La population mondiale augmente de manière progressive, mais dans notre pays sinistré, le nombre d’habitants a atteint, selon les dernières données de l’Office national des statistiques (ONS), 47 millions de personnes. Ces chiffres s’accompagnent d’autres données concernant les disparités entre les catégories sociales et l’apparition de certains problèmes liés aux décès à la naissance, à la propagation des maladies sexuellement transmissibles en raison de l’extension des maisons de prostitution non autorisées, à l’élargissement de la pauvreté et du nombre de sans-abri dans la République, ainsi qu’à la diffusion des drogues artisanales locales parmi les adolescents et adolescentes, aux mauvais traitements et à la négligence envers les personnes âgées abandonnées, avec la complexité et la diversité de leurs maladies.

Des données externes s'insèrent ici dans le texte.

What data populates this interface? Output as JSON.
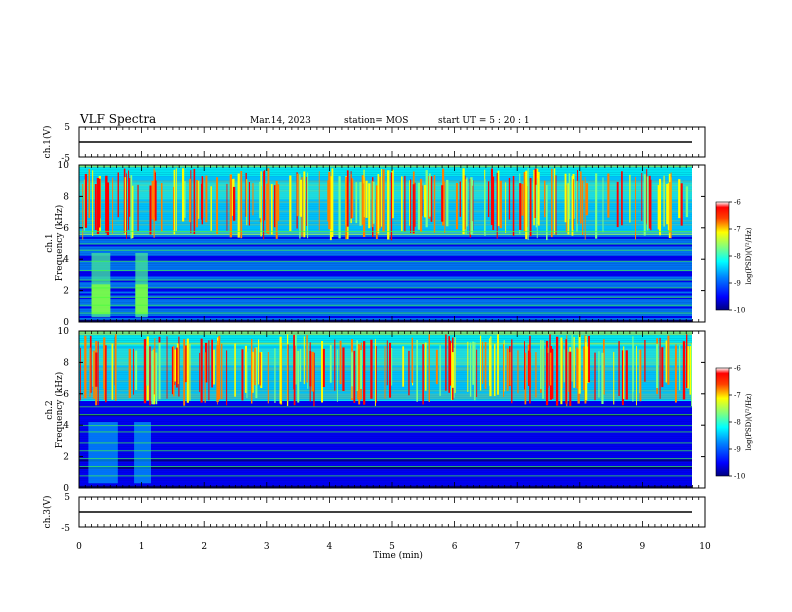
{
  "header": {
    "title": "VLF Spectra",
    "date": "Mar.14, 2023",
    "station": "station= MOS",
    "start": "start  UT =   5 : 20 : 1"
  },
  "chart_data": [
    {
      "type": "line",
      "name": "ch1-waveform",
      "ylabel": "ch.1(V)",
      "ylim": [
        -5,
        5
      ],
      "y_ticks": [
        "5",
        "-5"
      ],
      "x": [
        0,
        10
      ],
      "y": [
        0,
        0
      ]
    },
    {
      "type": "heatmap",
      "name": "ch1-spectrogram",
      "ylabel": "ch.1\nFrequency (kHz)",
      "xlim": [
        0,
        10
      ],
      "ylim": [
        0,
        10
      ],
      "y_ticks": [
        "0",
        "2",
        "4",
        "6",
        "8",
        "10"
      ],
      "burst_times_min": [
        0.2,
        0.5,
        0.9,
        1.1
      ],
      "colorbar": {
        "label": "log(PSD)(V²/Hz)",
        "ticks": [
          "-6",
          "-7",
          "-8",
          "-9",
          "-10"
        ],
        "range": [
          -10,
          -6
        ]
      }
    },
    {
      "type": "heatmap",
      "name": "ch2-spectrogram",
      "ylabel": "ch.2\nFrequency (kHz)",
      "xlim": [
        0,
        10
      ],
      "ylim": [
        0,
        10
      ],
      "y_ticks": [
        "0",
        "2",
        "4",
        "6",
        "8",
        "10"
      ],
      "colorbar": {
        "label": "log(PSD)(V²/Hz)",
        "ticks": [
          "-6",
          "-7",
          "-8",
          "-9",
          "-10"
        ],
        "range": [
          -10,
          -6
        ]
      }
    },
    {
      "type": "line",
      "name": "ch3-waveform",
      "ylabel": "ch.3(V)",
      "ylim": [
        -5,
        5
      ],
      "y_ticks": [
        "5",
        "-5"
      ],
      "x": [
        0,
        10
      ],
      "y": [
        0,
        0
      ]
    }
  ],
  "x_axis": {
    "label": "Time  (min)",
    "ticks": [
      "0",
      "1",
      "2",
      "3",
      "4",
      "5",
      "6",
      "7",
      "8",
      "9",
      "10"
    ],
    "range": [
      0,
      10
    ]
  },
  "colors": {
    "colormap": [
      "#000080",
      "#0000ff",
      "#0080ff",
      "#00ffff",
      "#80ff80",
      "#ffff00",
      "#ff8000",
      "#ff0000",
      "#ffffff"
    ],
    "background": "#ffffff",
    "axis": "#000000"
  }
}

Selon l’Office national des statistiques, et en supposant que le même rythme de croissance enregistré en 2026 se maintienne, le nombre total de résidents atteindra 50 millions de personnes au 1er janvier 2028, face à ces évolutions dans notre société fragile, des experts en santé, en statistiques et en économie ont appelé à la nécessité d’utiliser des outils avancés et technologiques pour mesurer les informations sur la population et prendre les décisions nécessaires au moment opportun, en créant une dynamique et en fournissant des statistiques, des chiffres et des données réelles pouvant être consultées à tout moment comme indicateurs pour élaborer des stratégies futures et un agenda de prévention avant le traitement.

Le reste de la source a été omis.